The variety of financial instruments available in the American markets is constantly growing.  Parties active in the market, including banks and other financial institutions, present the investment community products that can be tailored to any preference.

 

In the coming chapters we will present five different financial instruments.

  1. Mutual Funds (Chapter 6)
    Over the past few decades, American investors have made mutual funds one of the most popular tools. Today, there are more than eight thousand active mutual funds, and trillions of dollars are invested in them. Various professional, easy to use analytic tools have been developed to help each investor find the fund that matches his needs.

  2.  Exchange Traded Funds (Chapter 3)

    Exchange traded funds are mutual funds whose shares are traded on the market just like corporate stocks.
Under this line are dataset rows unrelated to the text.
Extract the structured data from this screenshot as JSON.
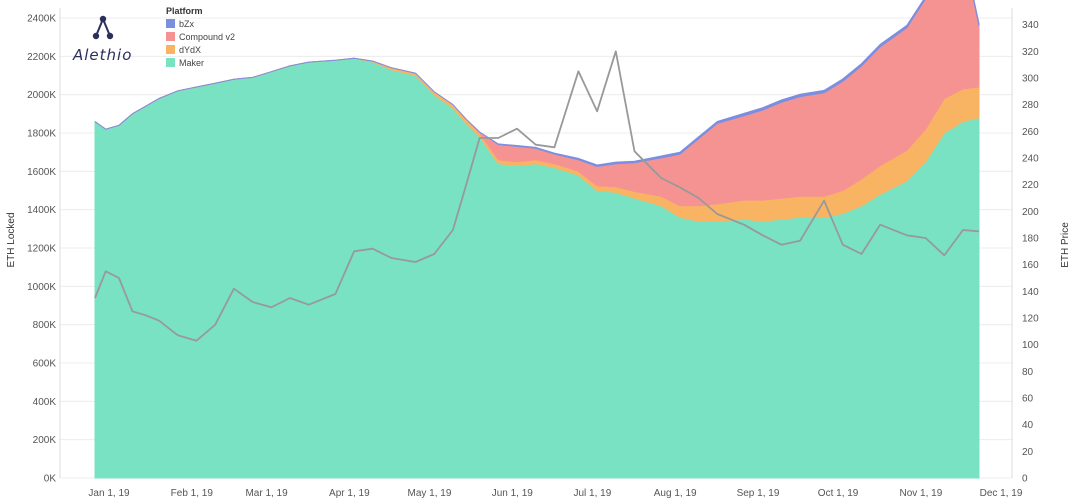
{
  "logo": {
    "text": "Alethio"
  },
  "chart_data": {
    "type": "area",
    "title": "",
    "xlabel": "",
    "ylabel": "ETH Locked",
    "y2label": "ETH Price",
    "x_tick_labels": [
      "Jan 1, 19",
      "Feb 1, 19",
      "Mar 1, 19",
      "Apr 1, 19",
      "May 1, 19",
      "Jun 1, 19",
      "Jul 1, 19",
      "Aug 1, 19",
      "Sep 1, 19",
      "Oct 1, 19",
      "Nov 1, 19",
      "Dec 1, 19"
    ],
    "x": [
      "2019-01-01",
      "2019-01-05",
      "2019-01-10",
      "2019-01-15",
      "2019-01-20",
      "2019-01-25",
      "2019-02-01",
      "2019-02-08",
      "2019-02-15",
      "2019-02-22",
      "2019-03-01",
      "2019-03-08",
      "2019-03-15",
      "2019-03-22",
      "2019-04-01",
      "2019-04-08",
      "2019-04-15",
      "2019-04-22",
      "2019-05-01",
      "2019-05-08",
      "2019-05-15",
      "2019-05-20",
      "2019-05-25",
      "2019-06-01",
      "2019-06-08",
      "2019-06-15",
      "2019-06-22",
      "2019-07-01",
      "2019-07-08",
      "2019-07-15",
      "2019-07-22",
      "2019-08-01",
      "2019-08-08",
      "2019-08-15",
      "2019-08-22",
      "2019-09-01",
      "2019-09-08",
      "2019-09-15",
      "2019-09-22",
      "2019-10-01",
      "2019-10-08",
      "2019-10-15",
      "2019-10-22",
      "2019-11-01",
      "2019-11-08",
      "2019-11-15",
      "2019-11-22",
      "2019-11-28"
    ],
    "ylim": [
      0,
      2400000
    ],
    "y2lim": [
      0,
      345
    ],
    "y_ticks": [
      0,
      200000,
      400000,
      600000,
      800000,
      1000000,
      1200000,
      1400000,
      1600000,
      1800000,
      2000000,
      2200000,
      2400000
    ],
    "y_tick_labels": [
      "0K",
      "200K",
      "400K",
      "600K",
      "800K",
      "1000K",
      "1200K",
      "1400K",
      "1600K",
      "1800K",
      "2000K",
      "2200K",
      "2400K"
    ],
    "y2_ticks": [
      0,
      20,
      40,
      60,
      80,
      100,
      120,
      140,
      160,
      180,
      200,
      220,
      240,
      260,
      280,
      300,
      320,
      340
    ],
    "grid": true,
    "legend_title": "Platform",
    "legend_position": "top-left",
    "series": [
      {
        "name": "bZx",
        "color": "#7b8fe0",
        "values": [
          0,
          0,
          0,
          0,
          0,
          0,
          0,
          0,
          0,
          0,
          0,
          0,
          0,
          0,
          0,
          0,
          0,
          0,
          0,
          0,
          0,
          0,
          0,
          3000,
          5000,
          5000,
          5000,
          8000,
          8000,
          8000,
          8000,
          10000,
          10000,
          10000,
          10000,
          12000,
          12000,
          12000,
          12000,
          12000,
          12000,
          12000,
          12000,
          12000,
          12000,
          12000,
          12000,
          12000
        ]
      },
      {
        "name": "Compound v2",
        "color": "#f59393",
        "values": [
          0,
          0,
          0,
          0,
          0,
          0,
          0,
          0,
          0,
          0,
          0,
          0,
          0,
          0,
          0,
          0,
          0,
          0,
          0,
          0,
          0,
          2000,
          5000,
          80000,
          80000,
          60000,
          50000,
          60000,
          100000,
          120000,
          150000,
          200000,
          270000,
          350000,
          420000,
          440000,
          470000,
          500000,
          520000,
          540000,
          570000,
          590000,
          620000,
          640000,
          680000,
          700000,
          720000,
          320000
        ]
      },
      {
        "name": "dYdX",
        "color": "#f9b463",
        "values": [
          0,
          0,
          0,
          0,
          0,
          0,
          0,
          0,
          0,
          0,
          0,
          0,
          0,
          0,
          0,
          0,
          5000,
          10000,
          12000,
          15000,
          18000,
          20000,
          20000,
          20000,
          20000,
          20000,
          20000,
          20000,
          25000,
          30000,
          35000,
          50000,
          60000,
          80000,
          90000,
          100000,
          110000,
          110000,
          110000,
          110000,
          120000,
          140000,
          150000,
          160000,
          170000,
          180000,
          170000,
          160000
        ]
      },
      {
        "name": "Maker",
        "color": "#78e2c3",
        "values": [
          1860000,
          1820000,
          1840000,
          1900000,
          1940000,
          1980000,
          2020000,
          2040000,
          2060000,
          2080000,
          2090000,
          2120000,
          2150000,
          2170000,
          2180000,
          2190000,
          2170000,
          2130000,
          2100000,
          2000000,
          1930000,
          1850000,
          1780000,
          1640000,
          1630000,
          1640000,
          1620000,
          1580000,
          1500000,
          1490000,
          1460000,
          1420000,
          1360000,
          1340000,
          1340000,
          1350000,
          1340000,
          1350000,
          1360000,
          1360000,
          1380000,
          1420000,
          1480000,
          1550000,
          1650000,
          1800000,
          1860000,
          1880000
        ]
      },
      {
        "name": "ETH Price",
        "color": "#999999",
        "axis": "right",
        "values": [
          135,
          155,
          150,
          125,
          122,
          118,
          107,
          103,
          115,
          142,
          132,
          128,
          135,
          130,
          138,
          170,
          172,
          165,
          162,
          168,
          186,
          220,
          255,
          255,
          262,
          250,
          248,
          305,
          275,
          320,
          245,
          225,
          218,
          210,
          198,
          190,
          182,
          175,
          178,
          208,
          175,
          168,
          190,
          182,
          180,
          167,
          186,
          185
        ]
      }
    ]
  }
}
These funds combine the advantages of investing in mutual funds with those of investing in stocks. The majority of exchange traded funds are index funds which are based on familiar stock indices. 
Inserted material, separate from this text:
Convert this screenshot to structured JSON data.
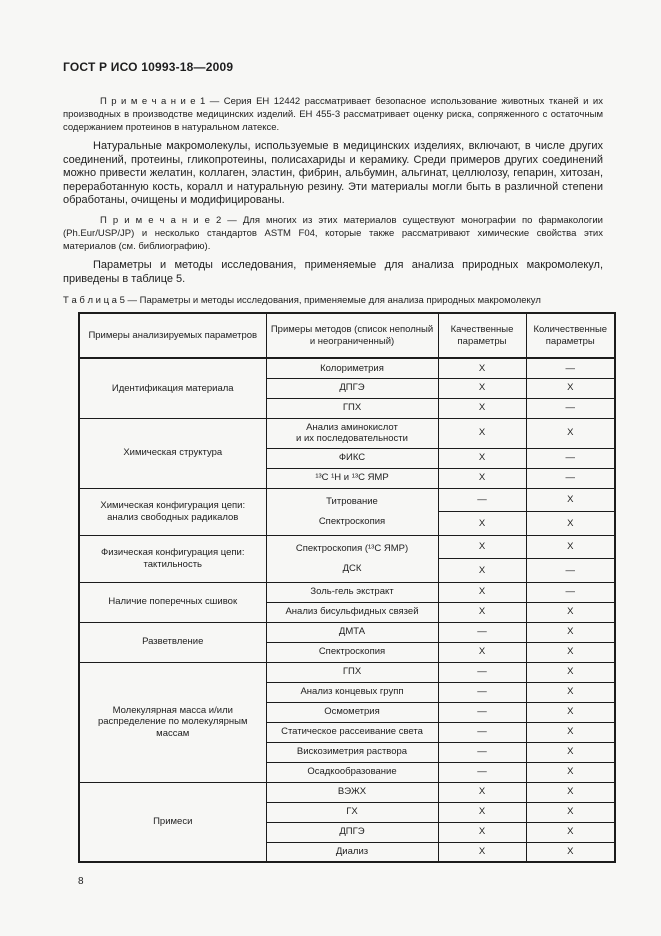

  3.  Structured Products (Chapter 8)

    Structured products are those that grant an investor a guaranteed return, alongside other possible gains, at a specific date. The two main forms of structured products are:

    • Structured Deposits.
    • Structured Bonds.
  4. Hedge Funds (Chapter 6)

    Hedge funds are primarily directed for institutional investors, and large private investors. Hedge funds operate beyond the reach of regulatory supervision, and their activities are often focused around high risk, speculative investments.

  5. REITs – Real Estate Investment Trusts (Chapter 7)

    REITs are trusts with profitable, tradable, real estate holdings. REITS allow small, private investors to gain exposure to real estate investments, without having to purchase whole properties. There are REITs that are compiled from all of the different real estate sectors.